On Sunday, 9 June 2019 at 18:27:07 UTC, Patrick Schluter wrote:
> On Sunday, 9 June 2019 at 12:19:43 UTC, Ola Fosheim Grøstad 
> wrote:
>> On Sunday, 9 June 2019 at 08:36:30 UTC, Patrick Schluter wrote:
>>> No, by putting NaN in d you hav e a deterministic error. In C 
>>> and C++ you will have undefined behaviour that will vary with 
>>> compiler, version, options, OS version, architecture, 
>>> position of the moon, etc. and sometimes undetectable bugs.
>>
>> I don't think it is undefined though…
>
> It is undefined behaviour by the definition of the standard. 
> undefined behaviour includes behaviour that can be explained.

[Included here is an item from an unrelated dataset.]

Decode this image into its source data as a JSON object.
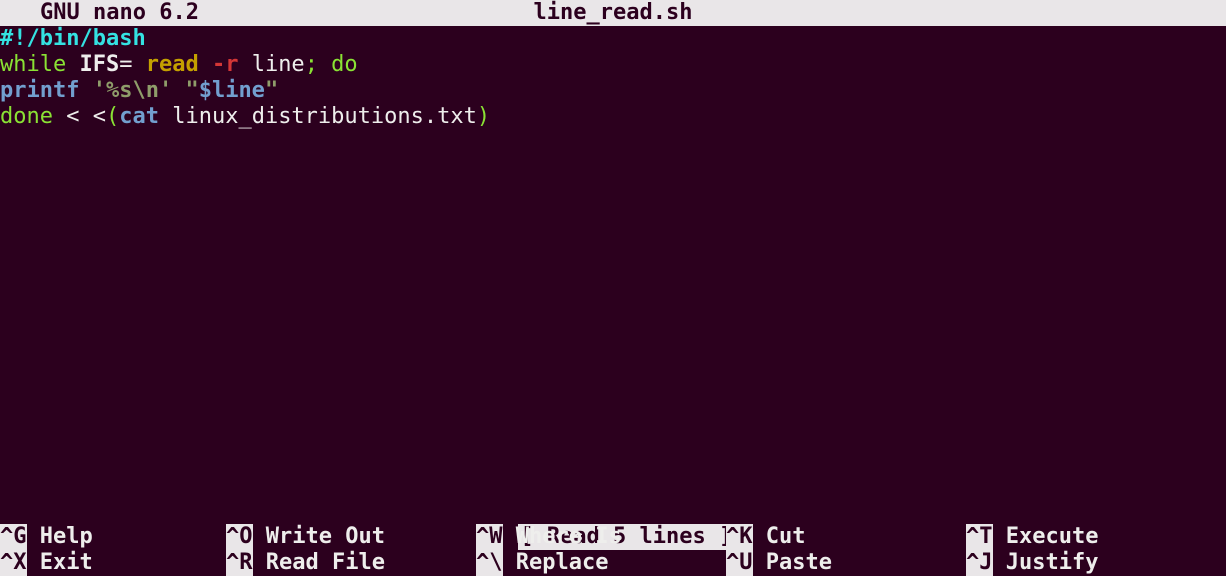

To be fair, the C standard (C11) is a bit self-contradicting 
there. Variables of automatic storage duration that are not 
explicitly initialized contain an unspecified value (i. e. any 
valid value) or a trap representation. Types such as integers 
usually don't have any trap representations so reading them 
should be defined on most platforms (unless C permits some sort 
of compile-time-only trap representation? not sure.). Then 
there's informative(!) annex J which explicitly lists it as 
undefined behavior.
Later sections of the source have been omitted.